Dans les années 1970, après l’accession au pouvoir d’Hafez Al Assad à la suite du coup d’État, Alep n’est déjà plus celle de jadis, même si la tragédie absolue n’a pas encore éclaté. « Les villes meurent comme les gens », note l’auteur. La lente dégradation de la cité – dont toutes les composantes sociales sont attaquées – s’effectue à partir d’une famille. Le regard porté est forcément critique, d’une précision d’entomologiste qui décrit le naufrage progressif d’une population aux aguets. Les gens se calfeutrent, sombrant peu à peu dans une sujétion engourdie. L’armée musèle toute velléité d’opposition et « les tribunaux d’exception modifient la Constitution ». L’antique cité se dégrade jour après jour. Des projets architecturaux conçus en dépit du bon sens prennent corps à tort et à travers. Des maisons abandonnées meurent sur pied. « De nouveaux immeubles construits à la hâte » poussent sans grâce. Des quartiers se métamorphosent en bidonvilles « où pullulent les soldats, les agents de sécurité pauvres, les paysans kurdes et les tisserands journaliers ». Atterrés, les Alépins sont « noyés dans l’insécurité, pareils à des souris terrorisées ». Les rues étroites qui embaumaient l’eucalyptus, jadis ouvertes à la coexistence islamo-chrétienne, se murent dans le silence. On ne se gave plus de « yalanji » (feuilles de vigne farcies). En deux décennies, toutes les associations culturelles ont disparu. Alep ne bruit plus que sous l’assaut des haut-parleurs, contrainte qu’elle est « à l’humiliation placardée partout, sur les affiches, sur les slogans, sur les murs, sur les bustes et les statues qui trônaient sur toutes les places publiques ».

La montée du pouvoir dictatorial et les dérives religieuses…

Roman familial à la lettre, Pas de couteaux dans les cuisines de cette ville met en scène l’histoire d’une lignée qui défile au pas de charge, scrutée par un narrateur taciturne. Il voit le jour le 8 mars 1963, date du coup d’État du parti Baas. Voici la mère, d’extraction bourgeoise, délaissée par son mari, « quasiment installée dans le passé », qui a tôt flairé, sous le nationalisme naissant, la montée du pouvoir dictatorial. Elle a su voir aussi les dérives religieuses. Sa fille Sawsan, d’abord embrigadée comme parachutiste, sera tour à tour nationaliste farouche, laïque intransigeante, islamiste sans grande conviction, pour finir prostituée de luxe. Elle s’est pavanée en guerrière bardée d’armes, avant de sombrer dans l’exact opposé, comme si elle n’avait jamais eu d’autre dessein que de séduire le père au loin. Tous les personnages, tributaires de leurs passions, sont ballottés de la sorte par les circonstances. Leur évocation en mouvement perpétuel suscite une étourdissante volée de formes. D’une impressionnante galerie de portraits se détachent l’oncle Nizar, homosexuel mélomane traqué par le régime, Jean, jeune professeur de français qui ne jure que par Balzac, et Rachid, le frère aîné de Sawsan, qui, en 2003, s’engage dans le djihad contre les Américains en Irak.

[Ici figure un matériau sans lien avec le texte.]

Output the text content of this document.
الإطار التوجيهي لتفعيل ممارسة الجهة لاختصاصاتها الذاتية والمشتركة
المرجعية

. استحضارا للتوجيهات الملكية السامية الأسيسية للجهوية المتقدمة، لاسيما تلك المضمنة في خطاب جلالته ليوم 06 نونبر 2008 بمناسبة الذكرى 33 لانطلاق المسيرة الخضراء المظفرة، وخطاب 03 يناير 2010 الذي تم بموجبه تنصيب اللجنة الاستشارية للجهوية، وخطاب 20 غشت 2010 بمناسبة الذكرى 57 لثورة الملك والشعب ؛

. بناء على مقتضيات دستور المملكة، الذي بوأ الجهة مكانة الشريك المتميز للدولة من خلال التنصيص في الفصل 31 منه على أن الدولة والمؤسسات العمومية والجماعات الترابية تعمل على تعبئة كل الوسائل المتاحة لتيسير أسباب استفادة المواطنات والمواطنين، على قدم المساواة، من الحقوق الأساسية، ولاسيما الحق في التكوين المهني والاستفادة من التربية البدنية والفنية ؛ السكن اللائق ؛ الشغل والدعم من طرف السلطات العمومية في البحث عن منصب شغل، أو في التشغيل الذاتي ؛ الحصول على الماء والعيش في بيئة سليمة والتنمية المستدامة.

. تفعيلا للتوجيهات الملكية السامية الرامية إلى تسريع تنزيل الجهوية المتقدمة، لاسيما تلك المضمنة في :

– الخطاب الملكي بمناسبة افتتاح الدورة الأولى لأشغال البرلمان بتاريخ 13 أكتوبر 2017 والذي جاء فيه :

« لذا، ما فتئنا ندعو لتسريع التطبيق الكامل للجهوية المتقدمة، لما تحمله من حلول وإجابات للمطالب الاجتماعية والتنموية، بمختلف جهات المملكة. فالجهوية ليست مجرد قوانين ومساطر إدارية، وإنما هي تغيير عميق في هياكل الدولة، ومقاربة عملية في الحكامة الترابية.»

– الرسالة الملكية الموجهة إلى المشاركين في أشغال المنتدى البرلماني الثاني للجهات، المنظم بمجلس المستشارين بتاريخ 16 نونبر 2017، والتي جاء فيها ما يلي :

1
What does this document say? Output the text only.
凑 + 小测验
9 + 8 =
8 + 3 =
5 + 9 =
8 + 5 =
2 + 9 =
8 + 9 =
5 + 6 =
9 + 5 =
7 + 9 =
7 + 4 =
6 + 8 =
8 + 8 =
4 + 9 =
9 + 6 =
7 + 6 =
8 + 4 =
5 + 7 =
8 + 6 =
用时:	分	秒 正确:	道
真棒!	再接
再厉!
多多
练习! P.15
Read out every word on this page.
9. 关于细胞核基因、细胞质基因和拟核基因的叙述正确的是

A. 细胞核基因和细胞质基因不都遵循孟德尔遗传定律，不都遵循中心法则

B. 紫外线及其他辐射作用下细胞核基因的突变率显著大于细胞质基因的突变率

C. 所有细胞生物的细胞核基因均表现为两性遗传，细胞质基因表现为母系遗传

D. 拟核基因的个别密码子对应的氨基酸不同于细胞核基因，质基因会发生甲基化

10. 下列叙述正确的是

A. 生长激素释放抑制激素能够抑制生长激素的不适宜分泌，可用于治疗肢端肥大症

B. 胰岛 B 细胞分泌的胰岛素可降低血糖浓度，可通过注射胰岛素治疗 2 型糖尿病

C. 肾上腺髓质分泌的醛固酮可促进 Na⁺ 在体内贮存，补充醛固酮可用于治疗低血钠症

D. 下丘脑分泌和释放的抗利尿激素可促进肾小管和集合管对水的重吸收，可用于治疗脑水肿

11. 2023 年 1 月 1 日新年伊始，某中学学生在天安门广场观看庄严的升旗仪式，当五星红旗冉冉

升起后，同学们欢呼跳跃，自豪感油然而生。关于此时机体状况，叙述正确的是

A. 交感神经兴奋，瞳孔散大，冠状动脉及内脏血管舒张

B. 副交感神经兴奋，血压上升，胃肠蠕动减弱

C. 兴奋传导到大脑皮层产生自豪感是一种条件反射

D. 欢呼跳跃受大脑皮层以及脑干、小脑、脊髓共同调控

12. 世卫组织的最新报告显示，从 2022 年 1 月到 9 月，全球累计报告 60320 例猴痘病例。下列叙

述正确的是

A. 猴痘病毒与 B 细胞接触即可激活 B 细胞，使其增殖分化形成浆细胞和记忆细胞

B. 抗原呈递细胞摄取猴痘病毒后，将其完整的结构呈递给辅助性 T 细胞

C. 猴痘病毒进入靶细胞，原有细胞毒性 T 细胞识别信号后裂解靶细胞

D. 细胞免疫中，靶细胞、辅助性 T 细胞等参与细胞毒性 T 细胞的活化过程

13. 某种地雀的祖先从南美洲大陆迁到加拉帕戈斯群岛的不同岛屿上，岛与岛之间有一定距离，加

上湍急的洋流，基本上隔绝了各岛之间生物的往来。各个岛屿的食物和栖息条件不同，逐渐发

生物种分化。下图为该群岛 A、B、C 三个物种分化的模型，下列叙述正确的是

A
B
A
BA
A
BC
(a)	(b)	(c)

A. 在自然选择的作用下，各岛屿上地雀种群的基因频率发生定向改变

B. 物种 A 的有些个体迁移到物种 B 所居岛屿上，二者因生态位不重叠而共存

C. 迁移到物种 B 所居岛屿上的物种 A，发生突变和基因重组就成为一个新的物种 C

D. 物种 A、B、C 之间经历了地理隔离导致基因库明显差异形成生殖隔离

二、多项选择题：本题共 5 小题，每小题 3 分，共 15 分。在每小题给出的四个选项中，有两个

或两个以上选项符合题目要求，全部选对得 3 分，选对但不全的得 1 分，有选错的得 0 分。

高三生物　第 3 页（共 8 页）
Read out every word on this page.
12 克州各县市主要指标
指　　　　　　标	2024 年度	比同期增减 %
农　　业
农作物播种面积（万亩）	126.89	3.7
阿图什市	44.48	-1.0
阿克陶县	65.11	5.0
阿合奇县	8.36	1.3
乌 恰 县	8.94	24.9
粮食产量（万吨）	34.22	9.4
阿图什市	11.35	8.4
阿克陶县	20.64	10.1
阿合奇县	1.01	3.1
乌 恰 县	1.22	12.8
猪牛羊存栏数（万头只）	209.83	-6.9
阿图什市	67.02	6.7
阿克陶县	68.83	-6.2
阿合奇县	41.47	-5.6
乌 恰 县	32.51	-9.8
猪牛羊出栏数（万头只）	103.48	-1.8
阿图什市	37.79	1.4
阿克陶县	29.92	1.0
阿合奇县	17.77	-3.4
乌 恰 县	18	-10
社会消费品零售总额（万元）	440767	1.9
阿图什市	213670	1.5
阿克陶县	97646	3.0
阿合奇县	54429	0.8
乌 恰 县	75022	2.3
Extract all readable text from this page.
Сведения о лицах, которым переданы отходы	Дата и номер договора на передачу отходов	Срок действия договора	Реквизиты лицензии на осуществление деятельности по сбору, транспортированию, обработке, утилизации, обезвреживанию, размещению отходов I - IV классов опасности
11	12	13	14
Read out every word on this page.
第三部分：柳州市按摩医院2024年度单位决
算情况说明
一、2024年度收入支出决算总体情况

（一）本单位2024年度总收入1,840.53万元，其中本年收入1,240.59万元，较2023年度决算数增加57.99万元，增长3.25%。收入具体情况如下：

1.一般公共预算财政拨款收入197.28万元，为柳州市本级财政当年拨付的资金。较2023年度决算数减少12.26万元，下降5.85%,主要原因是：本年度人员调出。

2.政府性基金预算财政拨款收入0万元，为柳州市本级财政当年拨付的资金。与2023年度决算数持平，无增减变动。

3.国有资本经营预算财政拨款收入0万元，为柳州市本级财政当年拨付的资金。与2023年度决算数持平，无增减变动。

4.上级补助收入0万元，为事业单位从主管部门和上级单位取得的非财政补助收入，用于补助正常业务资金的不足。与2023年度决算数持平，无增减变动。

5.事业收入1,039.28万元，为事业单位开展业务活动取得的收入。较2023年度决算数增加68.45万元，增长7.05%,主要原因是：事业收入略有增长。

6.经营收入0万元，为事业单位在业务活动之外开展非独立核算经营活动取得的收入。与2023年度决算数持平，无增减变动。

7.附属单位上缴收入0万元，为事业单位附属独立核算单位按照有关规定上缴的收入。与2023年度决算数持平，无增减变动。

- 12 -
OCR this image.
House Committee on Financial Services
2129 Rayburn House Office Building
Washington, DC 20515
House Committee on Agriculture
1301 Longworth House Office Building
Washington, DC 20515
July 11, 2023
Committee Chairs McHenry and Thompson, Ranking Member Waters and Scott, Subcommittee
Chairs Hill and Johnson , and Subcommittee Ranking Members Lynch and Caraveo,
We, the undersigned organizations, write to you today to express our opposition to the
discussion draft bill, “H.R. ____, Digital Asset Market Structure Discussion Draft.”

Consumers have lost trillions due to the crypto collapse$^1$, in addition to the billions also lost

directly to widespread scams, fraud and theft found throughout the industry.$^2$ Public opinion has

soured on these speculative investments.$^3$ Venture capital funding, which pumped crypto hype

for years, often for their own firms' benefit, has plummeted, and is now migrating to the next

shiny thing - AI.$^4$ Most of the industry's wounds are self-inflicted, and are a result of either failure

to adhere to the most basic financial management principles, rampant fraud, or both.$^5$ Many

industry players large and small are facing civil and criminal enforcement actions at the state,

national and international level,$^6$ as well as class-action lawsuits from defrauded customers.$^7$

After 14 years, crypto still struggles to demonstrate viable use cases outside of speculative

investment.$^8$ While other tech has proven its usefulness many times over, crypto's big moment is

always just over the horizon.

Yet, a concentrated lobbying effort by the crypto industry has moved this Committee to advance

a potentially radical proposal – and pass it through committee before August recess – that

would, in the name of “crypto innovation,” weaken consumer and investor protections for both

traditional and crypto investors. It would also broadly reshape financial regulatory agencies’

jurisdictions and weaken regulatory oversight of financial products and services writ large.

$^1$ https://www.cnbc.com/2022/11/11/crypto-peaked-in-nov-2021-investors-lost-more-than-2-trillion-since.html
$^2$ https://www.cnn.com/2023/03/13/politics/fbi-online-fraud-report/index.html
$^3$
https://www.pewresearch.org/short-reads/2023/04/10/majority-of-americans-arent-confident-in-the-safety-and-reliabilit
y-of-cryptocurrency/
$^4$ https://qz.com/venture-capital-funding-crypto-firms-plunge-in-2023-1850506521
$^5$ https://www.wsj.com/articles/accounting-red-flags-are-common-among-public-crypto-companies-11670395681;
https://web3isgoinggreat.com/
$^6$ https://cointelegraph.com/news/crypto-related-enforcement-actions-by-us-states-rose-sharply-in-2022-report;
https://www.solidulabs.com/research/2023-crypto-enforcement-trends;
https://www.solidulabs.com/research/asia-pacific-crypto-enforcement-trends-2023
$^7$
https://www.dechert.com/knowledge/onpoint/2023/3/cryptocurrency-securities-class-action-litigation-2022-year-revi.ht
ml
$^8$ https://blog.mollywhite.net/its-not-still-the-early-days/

Khaled Khalifa suggère l’usure du temps, la lassitude des corps et des âmes, tout en épousant le rythme d’un trépidant désir de survie, fût-elle incertaine. La structure échevelée du roman dissimule à peine un plan rigoureux, sans minutie encombrante. Les allers et retours du passé au présent modèlent à l’infini un haut-relief d’où émerge Alep, au fond l’unique héroïne d’une fiction concourant à l’Histoire.